Des humains d’abord…

Bref, au mieux, nous avons des réponses générales du type : « le respect du droit de l’animal est garanti par notre culture » ! Or si de culture il s’agit, nous avons une conception hiérarchisée du monde vivant où l’homme se situe au sommet d’une pyramide hypothétique, puisqu’il est considéré comme la plus parfaite des créatures et l’héritier de Dieu sur terre, disposant de tout ce que peut offrir cette nature généreuse. Dans ce contexte, parler de l’animal est un non-sens, puisque les humains eux-mêmes sont catégorisés : tantôt divisés en croyants et mécréants, tantôt en « races » selon la couleur de leur peau, en ethnies ou autres formes « usuelles » de classification… Revenons aux humains. Dans notre culture et notre histoire, nous n’avons pas connu ce qui est aujourd’hui convenu de nommer massacre ou épuration ethnique, dans lesquels nous aurions été les victimes. Bref, c’est plutôt l’inverse que nous aurions à déplorer, puisque nous sommes descendants de ceux qui ont perpétré des massacres sur d’autres populations, telles celles originaires d’Afrique du Nord lors de la pénétration de l’Islam dans cette région du monde. Cela remonte à loin, il est vrai, mais les pratiques que nous observons ne nous touchent pratiquement pas, surtout quand ces atrocités touchent d’autres communautés (des non-musulmans). Les massacres perpétrés par les Turcs contre les Arméniens ou d’autres minorités ethniques ou religieuses (les Yézidis par exemple, ou encore les luttes des Grecs contre les Turcs, tels que relatés par les écrits de Nikos Kazantzakis2 par exemple)… Comme ces évènements se sont produits ailleurs, nous n’étions pas au courant des faits lorsqu’ils eurent lieu, et les idées de l’époque ne permettaient pas de se mobiliser contre de telles pratiques.

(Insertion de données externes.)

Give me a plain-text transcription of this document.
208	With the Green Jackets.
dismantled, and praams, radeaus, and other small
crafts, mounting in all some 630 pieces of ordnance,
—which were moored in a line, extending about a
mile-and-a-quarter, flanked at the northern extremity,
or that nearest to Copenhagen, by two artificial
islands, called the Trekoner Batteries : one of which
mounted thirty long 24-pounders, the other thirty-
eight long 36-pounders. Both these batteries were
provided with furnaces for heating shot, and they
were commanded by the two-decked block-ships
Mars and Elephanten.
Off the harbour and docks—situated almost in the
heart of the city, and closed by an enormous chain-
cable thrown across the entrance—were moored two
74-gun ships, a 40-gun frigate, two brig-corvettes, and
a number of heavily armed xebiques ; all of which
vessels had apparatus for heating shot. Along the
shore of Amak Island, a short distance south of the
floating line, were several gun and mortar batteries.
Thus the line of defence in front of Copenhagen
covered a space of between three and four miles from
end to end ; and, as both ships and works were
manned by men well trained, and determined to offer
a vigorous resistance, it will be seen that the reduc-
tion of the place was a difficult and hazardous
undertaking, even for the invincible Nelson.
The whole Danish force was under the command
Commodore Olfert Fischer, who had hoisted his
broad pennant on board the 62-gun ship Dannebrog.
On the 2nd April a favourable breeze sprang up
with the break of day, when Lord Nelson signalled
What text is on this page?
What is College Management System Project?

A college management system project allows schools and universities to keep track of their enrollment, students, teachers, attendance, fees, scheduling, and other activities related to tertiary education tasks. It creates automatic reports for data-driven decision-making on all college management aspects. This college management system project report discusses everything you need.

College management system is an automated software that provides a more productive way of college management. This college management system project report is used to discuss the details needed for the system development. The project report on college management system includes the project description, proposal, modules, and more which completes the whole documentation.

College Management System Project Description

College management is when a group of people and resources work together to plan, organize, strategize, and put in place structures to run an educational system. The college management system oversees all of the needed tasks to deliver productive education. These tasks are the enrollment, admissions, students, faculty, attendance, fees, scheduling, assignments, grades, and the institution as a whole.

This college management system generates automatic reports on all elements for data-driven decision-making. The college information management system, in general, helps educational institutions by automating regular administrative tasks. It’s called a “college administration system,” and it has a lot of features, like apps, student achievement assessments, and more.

Encore que lorsque certains se lèvent contre toutes les formes d’esclavagisme et de traite des humains, nous nous sentons offensés, car nous ne nous considérons pas descendants des Arabes esclavagistes, même si nous revendiquons leur héritage historique. Les réactions violentes dans l’histoire immédiate (guerre israélo-arabe de 1967) qui ont provoqué un exode massif des juifs de Tunisie et de nombreux autres pays Arabes3 ne sont pas considérés par nos contemporains comme une agression contre des humains avec qui nous partageons tout sauf la religion. Globalement, nous sommes insensibles à ce qui touche ceux qui ne nous ressemblent pas, et nous n’acceptons pas les qualifications négatives de nos actes, considérant qu’ils sont légitimes et que nous sommes les victimes des autres, plutôt que des auteurs d’actes répréhensibles.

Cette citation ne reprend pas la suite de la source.